The authors recognize that this type of research might not be an incentive for donors or their families, because the immediate benefits aren’t as obvious. While would-be whole body donors more easily understand “the benefits of late-stage studies such as xenotransplant,” they write, “by contrast, the benefits of early-stage therapeutic discovery research are less tangible or proximate, and this may affect the next of kin’s decision-making.”
In other words, many people find comfort knowing that their loved ones’ death was able to give new hope to a living patient when they are able to donate an organ or tissue. But there might not be much immediate comfort to be gained from these initial phases of research into drugs, making PMD-based studies a hard sell to bereaved family members.
Strict Guidelines and Protocols Are Needed
In addition to addressing the acceptance of brain death and the proper treatment of human remains, the scientists outline five different aspects they feel should be clarified — and potentially differentiated from those governing single-organ donation — to avoid potential abuses or mischaracterizations of whole body organ donation.

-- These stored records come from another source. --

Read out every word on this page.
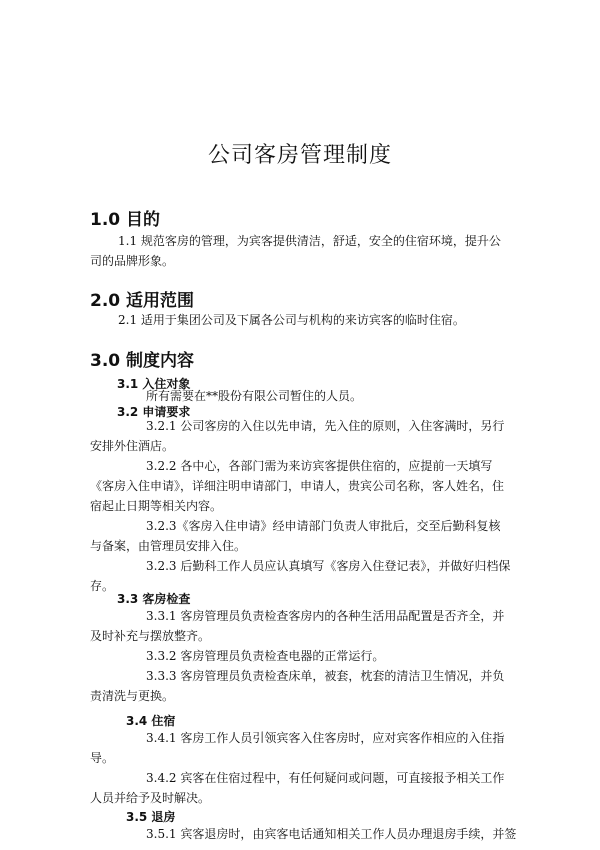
公司客房管理制度
1.0 目的

1.1 规范客房的管理，为宾客提供清洁，舒适，安全的住宿环境，提升公司的品牌形象。

2.0 适用范围

2.1 适用于集团公司及下属各公司与机构的来访宾客的临时住宿。

3.0 制度内容
3.1 入住对象

所有需要在**股份有限公司暂住的人员。

3.2 申请要求

3.2.1 公司客房的入住以先申请，先入住的原则，入住客满时，另行安排外住酒店。

3.2.2 各中心，各部门需为来访宾客提供住宿的，应提前一天填写《客房入住申请》，详细注明申请部门，申请人，贵宾公司名称，客人姓名，住宿起止日期等相关内容。

3.2.3《客房入住申请》经申请部门负责人审批后，交至后勤科复核与备案，由管理员安排入住。

3.2.3 后勤科工作人员应认真填写《客房入住登记表》，并做好归档保存。

3.3 客房检查

3.3.1 客房管理员负责检查客房内的各种生活用品配置是否齐全，并及时补充与摆放整齐。

3.3.2 客房管理员负责检查电器的正常运行。

3.3.3 客房管理员负责检查床单，被套，枕套的清洁卫生情况，并负责清洗与更换。

3.4 住宿

3.4.1 客房工作人员引领宾客入住客房时，应对宾客作相应的入住指导。

3.4.2 宾客在住宿过程中，有任何疑问或问题，可直接报予相关工作人员并给予及时解决。

3.5 退房

3.5.1 宾客退房时，由宾客电话通知相关工作人员办理退房手续，并签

- General Ethical Priorities: Maximize respect for the deceased, minimize emotional and/or moral harms to their loved ones or next of kin and preserve public trust.
- Eligibility for Research Participation: Donation for transplant (as opposed to whole-body PMD donation) should take precedence over donation for research. Establish guidelines for ensuring that neither the deceased nor their family members would be opposed to PMD-based research for any reason. (For example, they may need to differentiate organ donation registry to specify between organ donation for transplantation, and whole body donation.)
- Consent and Informed Authorization: Provide full disclosure of meaningful information about PMD research to whoever is making the decisions for the deceased. Brain death is rarely something that can be predicted in advance, and isn’t something likely to be outlined in a living will or medical directive statements).
- Impacts on Facilities and Personnel: Make sure any PMD-based research isn’t occurring in such a way that it detracts resources – such as staff and medical equipment – away from living patients in intensive care units (where such research would often be undertaken.)
- Oversight and Accountability: Implement policies to ensure close review and approval of PMD research by review boards or appointed committees.
They hope that by carefully deliberating ethical guidelines in advance of any research using PMDs, establishing clear language, and increasing community engagement to establish a better understanding of a complicated scientific procedure, could have researchers going down the right path, ultimately offering “tremendous potential for advancing science.”